Just 3% out of the 8100 businesses referred by Banks to alternative finance providers have used the scheme, which brings into question the viability of Osborne’s plan. On the other hand, it’s safe to say that it’s still early days which means that the best results may be around the corner.
Osborne’s plan requires 9 leading UK banks including, Royal Bank of Scotland (RBS), Lloyds, Barclays and HSBC to refer companies rejected for loans to “one of three online finance portals that refer alternative lenders to peer-to-peer platforms and independent asset finance providers.”
These above four heavyweight Banks account for 80% of loans issued to small businesses.
Stephen Barclay, economic secretary to the Treasury, told The Times: “Over 200 businesses from beauticians to forklift truck training firms have received the money they need to grow and we expect this number to increase.”
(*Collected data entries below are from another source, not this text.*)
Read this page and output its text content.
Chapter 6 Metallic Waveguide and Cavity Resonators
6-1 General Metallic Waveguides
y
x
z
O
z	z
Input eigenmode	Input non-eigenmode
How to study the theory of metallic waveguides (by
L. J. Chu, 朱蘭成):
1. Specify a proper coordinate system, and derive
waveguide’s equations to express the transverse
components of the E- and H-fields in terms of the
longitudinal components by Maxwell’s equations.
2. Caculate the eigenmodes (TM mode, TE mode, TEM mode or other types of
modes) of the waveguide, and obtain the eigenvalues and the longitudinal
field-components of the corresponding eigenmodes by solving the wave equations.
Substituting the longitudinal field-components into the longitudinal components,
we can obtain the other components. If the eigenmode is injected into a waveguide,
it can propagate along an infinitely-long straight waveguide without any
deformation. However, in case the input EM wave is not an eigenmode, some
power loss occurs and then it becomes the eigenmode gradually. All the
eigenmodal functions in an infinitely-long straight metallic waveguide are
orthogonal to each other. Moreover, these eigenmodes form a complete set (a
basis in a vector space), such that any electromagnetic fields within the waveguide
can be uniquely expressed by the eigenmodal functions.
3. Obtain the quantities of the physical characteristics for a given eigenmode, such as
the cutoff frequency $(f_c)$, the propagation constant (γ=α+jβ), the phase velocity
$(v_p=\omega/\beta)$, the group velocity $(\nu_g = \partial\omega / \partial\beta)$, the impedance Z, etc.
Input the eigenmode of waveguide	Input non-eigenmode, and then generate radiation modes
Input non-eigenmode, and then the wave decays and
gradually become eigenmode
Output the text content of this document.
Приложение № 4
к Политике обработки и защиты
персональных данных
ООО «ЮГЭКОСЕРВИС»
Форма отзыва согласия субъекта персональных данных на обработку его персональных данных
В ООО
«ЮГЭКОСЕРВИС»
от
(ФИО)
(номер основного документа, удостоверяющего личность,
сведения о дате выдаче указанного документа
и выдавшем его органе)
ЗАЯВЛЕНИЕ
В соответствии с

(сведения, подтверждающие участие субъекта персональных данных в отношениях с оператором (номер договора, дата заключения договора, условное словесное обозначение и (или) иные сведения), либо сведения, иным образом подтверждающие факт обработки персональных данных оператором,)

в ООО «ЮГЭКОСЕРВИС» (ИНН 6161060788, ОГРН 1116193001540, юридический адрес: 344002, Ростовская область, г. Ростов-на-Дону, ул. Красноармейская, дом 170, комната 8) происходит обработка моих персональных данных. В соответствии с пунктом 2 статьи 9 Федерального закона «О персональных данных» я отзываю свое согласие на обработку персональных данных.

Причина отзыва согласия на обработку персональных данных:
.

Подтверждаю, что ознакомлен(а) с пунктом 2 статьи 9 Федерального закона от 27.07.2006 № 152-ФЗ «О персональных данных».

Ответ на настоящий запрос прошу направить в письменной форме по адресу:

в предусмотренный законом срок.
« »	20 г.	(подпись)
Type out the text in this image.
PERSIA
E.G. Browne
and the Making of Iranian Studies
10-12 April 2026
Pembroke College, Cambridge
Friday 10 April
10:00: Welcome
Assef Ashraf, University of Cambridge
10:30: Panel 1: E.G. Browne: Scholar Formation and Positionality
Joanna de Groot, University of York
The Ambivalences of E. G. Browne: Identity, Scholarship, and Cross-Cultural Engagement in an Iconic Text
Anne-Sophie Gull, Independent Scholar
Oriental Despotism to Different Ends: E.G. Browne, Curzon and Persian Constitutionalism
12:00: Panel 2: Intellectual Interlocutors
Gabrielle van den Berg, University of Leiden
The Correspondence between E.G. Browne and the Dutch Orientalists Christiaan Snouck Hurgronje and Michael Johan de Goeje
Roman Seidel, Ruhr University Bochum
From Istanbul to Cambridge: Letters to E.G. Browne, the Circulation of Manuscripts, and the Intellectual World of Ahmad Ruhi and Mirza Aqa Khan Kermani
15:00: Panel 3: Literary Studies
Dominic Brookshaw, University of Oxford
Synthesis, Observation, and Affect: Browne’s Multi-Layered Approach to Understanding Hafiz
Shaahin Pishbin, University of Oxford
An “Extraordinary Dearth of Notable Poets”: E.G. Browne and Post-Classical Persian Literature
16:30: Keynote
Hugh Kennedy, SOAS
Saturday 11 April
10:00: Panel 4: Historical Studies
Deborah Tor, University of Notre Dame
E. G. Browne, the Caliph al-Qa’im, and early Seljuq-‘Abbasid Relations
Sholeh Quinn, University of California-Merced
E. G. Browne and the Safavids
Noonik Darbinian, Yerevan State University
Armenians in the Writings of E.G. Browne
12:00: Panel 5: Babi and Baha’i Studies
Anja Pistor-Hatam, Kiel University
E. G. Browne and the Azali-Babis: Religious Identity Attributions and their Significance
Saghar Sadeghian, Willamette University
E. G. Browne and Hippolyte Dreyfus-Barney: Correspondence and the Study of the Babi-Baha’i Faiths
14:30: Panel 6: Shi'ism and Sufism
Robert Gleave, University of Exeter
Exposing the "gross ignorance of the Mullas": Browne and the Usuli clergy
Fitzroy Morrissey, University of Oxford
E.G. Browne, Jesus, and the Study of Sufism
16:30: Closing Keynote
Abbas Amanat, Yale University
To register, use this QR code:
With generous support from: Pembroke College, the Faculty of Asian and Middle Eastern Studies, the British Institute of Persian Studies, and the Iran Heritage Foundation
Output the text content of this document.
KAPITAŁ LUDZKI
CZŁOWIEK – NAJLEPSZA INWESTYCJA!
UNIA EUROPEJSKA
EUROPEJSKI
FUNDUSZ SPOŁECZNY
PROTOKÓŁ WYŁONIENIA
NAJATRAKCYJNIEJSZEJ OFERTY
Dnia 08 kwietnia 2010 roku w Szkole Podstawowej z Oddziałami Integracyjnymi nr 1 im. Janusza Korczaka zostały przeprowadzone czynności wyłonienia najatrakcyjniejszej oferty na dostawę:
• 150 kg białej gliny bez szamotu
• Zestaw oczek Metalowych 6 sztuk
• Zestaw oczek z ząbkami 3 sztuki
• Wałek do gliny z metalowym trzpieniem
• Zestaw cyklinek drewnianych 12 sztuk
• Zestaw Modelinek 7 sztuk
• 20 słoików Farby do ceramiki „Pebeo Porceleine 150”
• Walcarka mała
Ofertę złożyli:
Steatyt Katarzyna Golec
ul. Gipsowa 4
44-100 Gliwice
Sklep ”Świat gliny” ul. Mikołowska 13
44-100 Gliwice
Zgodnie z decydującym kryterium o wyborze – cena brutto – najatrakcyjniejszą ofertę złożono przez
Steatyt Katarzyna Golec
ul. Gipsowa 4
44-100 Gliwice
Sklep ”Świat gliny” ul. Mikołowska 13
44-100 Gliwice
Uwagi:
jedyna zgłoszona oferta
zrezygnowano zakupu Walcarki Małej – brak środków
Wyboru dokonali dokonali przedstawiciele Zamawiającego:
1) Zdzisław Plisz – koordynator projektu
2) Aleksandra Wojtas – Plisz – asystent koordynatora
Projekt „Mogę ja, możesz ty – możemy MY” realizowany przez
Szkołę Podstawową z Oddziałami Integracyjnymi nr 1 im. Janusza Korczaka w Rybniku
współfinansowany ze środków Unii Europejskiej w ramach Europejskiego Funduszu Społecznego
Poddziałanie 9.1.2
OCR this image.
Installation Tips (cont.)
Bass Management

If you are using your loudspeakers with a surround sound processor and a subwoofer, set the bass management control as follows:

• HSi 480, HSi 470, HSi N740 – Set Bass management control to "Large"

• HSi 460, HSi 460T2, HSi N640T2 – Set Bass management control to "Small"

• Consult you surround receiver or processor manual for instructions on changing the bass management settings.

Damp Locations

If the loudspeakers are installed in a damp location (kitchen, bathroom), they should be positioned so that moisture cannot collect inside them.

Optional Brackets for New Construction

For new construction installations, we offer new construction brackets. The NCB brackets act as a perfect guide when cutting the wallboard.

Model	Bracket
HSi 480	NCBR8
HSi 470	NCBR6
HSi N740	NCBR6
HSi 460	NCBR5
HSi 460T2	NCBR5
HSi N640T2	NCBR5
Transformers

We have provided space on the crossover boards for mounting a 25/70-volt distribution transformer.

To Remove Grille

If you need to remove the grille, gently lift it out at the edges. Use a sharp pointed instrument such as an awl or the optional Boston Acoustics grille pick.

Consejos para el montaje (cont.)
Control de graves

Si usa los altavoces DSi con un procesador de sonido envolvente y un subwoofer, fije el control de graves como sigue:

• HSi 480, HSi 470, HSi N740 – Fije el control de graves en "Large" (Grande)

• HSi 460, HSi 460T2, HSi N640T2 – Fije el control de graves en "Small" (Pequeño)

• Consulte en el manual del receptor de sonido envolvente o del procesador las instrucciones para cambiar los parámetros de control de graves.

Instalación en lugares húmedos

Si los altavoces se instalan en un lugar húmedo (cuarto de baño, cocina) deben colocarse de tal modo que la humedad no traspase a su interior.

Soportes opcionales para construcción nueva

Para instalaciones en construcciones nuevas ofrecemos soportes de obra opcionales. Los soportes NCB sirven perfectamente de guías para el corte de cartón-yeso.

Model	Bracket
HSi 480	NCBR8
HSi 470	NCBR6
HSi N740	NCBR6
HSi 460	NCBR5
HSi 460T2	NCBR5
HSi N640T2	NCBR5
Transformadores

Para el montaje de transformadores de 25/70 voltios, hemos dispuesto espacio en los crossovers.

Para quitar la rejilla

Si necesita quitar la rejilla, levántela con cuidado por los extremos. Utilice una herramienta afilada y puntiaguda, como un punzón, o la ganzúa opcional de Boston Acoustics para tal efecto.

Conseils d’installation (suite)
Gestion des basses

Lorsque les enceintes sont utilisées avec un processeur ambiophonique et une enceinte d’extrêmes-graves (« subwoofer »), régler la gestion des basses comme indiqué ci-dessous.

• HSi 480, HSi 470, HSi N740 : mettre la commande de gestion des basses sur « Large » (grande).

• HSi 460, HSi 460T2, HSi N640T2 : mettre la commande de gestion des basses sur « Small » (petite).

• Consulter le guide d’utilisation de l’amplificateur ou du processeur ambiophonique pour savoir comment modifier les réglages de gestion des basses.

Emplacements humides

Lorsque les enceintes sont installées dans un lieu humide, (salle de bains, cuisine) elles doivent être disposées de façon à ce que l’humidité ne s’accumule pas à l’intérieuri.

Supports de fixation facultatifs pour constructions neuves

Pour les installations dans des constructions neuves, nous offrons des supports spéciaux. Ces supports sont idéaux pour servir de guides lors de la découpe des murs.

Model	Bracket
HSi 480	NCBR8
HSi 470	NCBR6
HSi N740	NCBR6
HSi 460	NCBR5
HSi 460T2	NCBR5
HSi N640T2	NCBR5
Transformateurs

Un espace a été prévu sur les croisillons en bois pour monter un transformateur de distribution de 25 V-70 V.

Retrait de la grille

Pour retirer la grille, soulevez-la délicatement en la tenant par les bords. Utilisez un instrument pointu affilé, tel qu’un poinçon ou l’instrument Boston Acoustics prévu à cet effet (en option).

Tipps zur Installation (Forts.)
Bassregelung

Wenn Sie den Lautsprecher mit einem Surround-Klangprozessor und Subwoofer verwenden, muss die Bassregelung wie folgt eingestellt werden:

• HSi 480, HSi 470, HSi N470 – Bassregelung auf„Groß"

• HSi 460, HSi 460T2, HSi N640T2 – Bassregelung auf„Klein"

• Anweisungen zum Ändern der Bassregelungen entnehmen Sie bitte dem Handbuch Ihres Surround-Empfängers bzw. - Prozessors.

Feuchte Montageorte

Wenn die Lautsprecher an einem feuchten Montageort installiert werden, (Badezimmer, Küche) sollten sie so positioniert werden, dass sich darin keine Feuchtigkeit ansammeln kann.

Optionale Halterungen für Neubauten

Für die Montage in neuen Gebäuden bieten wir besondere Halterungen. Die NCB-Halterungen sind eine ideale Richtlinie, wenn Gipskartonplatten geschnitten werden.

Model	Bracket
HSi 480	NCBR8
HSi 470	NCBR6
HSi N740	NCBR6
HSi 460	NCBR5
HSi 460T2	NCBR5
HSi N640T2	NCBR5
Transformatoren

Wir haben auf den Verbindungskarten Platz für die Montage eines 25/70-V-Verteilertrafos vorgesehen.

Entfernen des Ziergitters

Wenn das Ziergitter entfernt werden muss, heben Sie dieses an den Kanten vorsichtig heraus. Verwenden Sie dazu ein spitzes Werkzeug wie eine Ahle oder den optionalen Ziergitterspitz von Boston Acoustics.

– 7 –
The struggle to secure finance
Small businesses can often be turned down for loans due to a number of factors:
– No proven track record
If your business is new – you’ll have no financial history which will make it harder for the Bank to approve your application.
– Cash flow
As a start-up, you’ll be required to allocate funds towards building your business from scratch. This includes purchasing resources, equipment, and software which can prove quite costly for the first year of your accounting period, meaning that cash flow will most likely be low.
– Low credit score
If you have a low personal credit score, this will hinder your chances of getting a business loan as it shows the lender that you may be too high risk. This will give the lender an indication of how much profit is made, your current business debt and the state of your financial health.
The British Business Bank estimated that around 100,000 small to medium business loans are rejected each year, showing an increasing need for a scheme such as the one introduced by Osborne.